A convex function is defined as one that satisfies the following condition for $p_1 + p_2 = 1$.
$$f(p_1x_1 + p_2x_2) \leq p_1f(x_1) + p_2f(x_2),$$
Does this imply that for all $\lambda \leq 1$
$$f(\lambda x) \leq \lambda f(x)$$
I can imagine this is true but I can only show it for the case where $f(0) = 0$. Moreover, is the condition $\lambda\leq 1$ even necessary in the above statement? Essentially, I am looking for the most general statement one can make if $f$ is convex regarding $f(\lambda x)$.
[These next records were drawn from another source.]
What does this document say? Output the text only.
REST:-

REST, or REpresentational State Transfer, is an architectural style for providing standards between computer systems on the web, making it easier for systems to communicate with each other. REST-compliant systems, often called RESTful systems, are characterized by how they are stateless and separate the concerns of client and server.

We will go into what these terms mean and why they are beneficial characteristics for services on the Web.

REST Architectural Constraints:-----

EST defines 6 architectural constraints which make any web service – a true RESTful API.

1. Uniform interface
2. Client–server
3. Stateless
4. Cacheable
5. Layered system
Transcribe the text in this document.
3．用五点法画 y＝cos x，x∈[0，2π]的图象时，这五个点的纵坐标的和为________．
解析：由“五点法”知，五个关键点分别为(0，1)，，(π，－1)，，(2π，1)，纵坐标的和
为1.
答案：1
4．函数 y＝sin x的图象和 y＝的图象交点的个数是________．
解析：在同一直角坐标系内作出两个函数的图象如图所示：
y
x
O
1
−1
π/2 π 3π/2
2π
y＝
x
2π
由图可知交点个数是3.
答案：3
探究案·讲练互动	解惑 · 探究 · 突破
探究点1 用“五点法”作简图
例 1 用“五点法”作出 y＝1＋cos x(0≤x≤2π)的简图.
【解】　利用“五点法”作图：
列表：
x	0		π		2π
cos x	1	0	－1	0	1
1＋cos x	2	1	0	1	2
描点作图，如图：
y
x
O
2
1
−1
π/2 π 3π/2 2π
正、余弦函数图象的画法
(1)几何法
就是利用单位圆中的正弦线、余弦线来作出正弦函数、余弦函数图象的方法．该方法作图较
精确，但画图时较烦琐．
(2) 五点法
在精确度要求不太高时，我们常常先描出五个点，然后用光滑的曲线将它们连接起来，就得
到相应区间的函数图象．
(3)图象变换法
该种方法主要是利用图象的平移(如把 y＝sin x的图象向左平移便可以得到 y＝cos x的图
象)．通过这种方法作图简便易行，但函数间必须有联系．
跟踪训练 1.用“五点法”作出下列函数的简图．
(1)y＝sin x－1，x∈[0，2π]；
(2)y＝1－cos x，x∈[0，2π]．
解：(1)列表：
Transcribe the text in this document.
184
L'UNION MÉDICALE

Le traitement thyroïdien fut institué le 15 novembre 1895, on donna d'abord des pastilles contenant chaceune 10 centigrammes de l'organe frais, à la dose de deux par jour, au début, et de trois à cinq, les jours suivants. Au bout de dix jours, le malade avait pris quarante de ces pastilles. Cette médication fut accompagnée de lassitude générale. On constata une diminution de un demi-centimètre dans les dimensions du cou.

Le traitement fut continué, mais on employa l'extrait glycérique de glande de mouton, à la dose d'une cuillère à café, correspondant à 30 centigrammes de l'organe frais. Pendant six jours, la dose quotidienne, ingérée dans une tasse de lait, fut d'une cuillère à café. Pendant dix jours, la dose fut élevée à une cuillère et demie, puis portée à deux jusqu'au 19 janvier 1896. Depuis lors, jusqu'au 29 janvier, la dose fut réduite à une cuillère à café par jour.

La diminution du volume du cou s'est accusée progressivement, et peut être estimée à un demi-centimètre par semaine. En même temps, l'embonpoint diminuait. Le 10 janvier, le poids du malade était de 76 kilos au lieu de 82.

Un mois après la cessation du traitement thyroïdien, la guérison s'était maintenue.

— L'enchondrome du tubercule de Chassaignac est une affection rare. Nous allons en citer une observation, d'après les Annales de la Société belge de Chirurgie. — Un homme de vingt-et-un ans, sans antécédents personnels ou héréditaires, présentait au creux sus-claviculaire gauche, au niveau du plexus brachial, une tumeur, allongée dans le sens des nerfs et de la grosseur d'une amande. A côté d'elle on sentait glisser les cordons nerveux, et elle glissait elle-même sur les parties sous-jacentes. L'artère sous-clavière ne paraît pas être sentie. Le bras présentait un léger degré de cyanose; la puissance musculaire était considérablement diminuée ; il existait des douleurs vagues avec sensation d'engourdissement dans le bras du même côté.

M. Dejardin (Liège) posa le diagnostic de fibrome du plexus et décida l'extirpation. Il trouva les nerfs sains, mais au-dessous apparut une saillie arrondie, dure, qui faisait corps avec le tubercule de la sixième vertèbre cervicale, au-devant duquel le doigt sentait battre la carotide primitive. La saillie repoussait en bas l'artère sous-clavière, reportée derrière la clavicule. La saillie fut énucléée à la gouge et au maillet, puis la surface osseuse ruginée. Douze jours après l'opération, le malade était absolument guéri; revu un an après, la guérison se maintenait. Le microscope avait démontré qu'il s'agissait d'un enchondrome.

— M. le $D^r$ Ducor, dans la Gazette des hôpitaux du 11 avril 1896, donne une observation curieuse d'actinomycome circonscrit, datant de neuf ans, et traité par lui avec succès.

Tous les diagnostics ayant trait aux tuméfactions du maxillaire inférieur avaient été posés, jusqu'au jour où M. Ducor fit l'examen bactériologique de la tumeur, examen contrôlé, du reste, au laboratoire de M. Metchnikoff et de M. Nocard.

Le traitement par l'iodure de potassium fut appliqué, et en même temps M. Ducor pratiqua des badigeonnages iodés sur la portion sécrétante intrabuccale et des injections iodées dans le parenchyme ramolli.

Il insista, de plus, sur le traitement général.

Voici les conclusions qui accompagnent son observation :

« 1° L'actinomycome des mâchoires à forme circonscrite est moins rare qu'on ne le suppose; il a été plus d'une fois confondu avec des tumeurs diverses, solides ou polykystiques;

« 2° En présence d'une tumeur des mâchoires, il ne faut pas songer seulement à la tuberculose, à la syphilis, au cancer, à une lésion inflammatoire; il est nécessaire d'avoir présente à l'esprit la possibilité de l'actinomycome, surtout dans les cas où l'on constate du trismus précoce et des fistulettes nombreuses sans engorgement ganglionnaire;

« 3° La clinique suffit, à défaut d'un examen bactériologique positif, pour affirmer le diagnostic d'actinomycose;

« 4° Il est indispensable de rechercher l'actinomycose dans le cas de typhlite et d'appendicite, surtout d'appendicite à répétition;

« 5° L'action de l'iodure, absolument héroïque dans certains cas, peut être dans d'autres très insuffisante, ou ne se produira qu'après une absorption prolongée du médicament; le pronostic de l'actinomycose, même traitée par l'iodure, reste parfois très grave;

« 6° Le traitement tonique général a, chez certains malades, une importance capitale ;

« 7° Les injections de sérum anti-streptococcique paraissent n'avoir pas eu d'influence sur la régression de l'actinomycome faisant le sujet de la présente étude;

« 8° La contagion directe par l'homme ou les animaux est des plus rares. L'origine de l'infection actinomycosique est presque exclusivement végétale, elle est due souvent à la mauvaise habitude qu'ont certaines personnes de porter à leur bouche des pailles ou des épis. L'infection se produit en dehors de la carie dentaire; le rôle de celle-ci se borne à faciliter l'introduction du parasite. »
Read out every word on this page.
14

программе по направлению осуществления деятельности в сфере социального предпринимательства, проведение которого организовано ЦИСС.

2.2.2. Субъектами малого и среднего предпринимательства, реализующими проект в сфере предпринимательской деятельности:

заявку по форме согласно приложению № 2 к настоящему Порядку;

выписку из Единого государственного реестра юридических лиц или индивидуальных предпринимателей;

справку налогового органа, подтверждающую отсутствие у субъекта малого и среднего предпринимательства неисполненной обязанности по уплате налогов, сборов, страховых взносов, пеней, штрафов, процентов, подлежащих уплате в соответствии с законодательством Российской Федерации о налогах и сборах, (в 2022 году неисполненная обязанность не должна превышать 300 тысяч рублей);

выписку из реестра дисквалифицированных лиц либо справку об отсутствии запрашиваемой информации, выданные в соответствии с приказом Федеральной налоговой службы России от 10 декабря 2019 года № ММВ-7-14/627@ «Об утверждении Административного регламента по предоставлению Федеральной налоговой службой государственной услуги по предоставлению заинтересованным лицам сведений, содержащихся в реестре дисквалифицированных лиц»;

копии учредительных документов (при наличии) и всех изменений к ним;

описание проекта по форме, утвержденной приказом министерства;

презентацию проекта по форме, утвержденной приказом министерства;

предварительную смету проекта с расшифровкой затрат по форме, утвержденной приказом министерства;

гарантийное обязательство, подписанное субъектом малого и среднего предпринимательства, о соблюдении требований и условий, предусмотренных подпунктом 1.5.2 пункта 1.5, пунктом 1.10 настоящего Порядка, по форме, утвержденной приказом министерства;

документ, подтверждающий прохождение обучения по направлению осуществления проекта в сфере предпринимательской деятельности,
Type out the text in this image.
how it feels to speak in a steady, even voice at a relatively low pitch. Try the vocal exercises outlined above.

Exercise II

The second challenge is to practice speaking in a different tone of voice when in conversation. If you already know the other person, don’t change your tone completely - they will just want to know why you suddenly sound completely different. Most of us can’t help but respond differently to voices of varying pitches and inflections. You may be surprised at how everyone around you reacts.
EDIT: As pointed out by Michael, I should also add $0\leq \lambda$. My statement now is for $f$ convex such that $f(0) = 0$, and $0\leq \lambda \leq 1$ we have $f(\lambda x) \leq \lambda f(x)$. Is this the most general statement one can make?
It's wrong. Try $f(x)=x^2$ and $\lambda=-1.$
If $0\leq \lambda\leq1$, so take $f(x)=e^x$.
If also $f(0)=0$ it's true already.
$$\lambda f(x)+(1-\lambda)f(0)\geq f(\lambda x+(1-\lambda)0),$$ which gives, which you wish.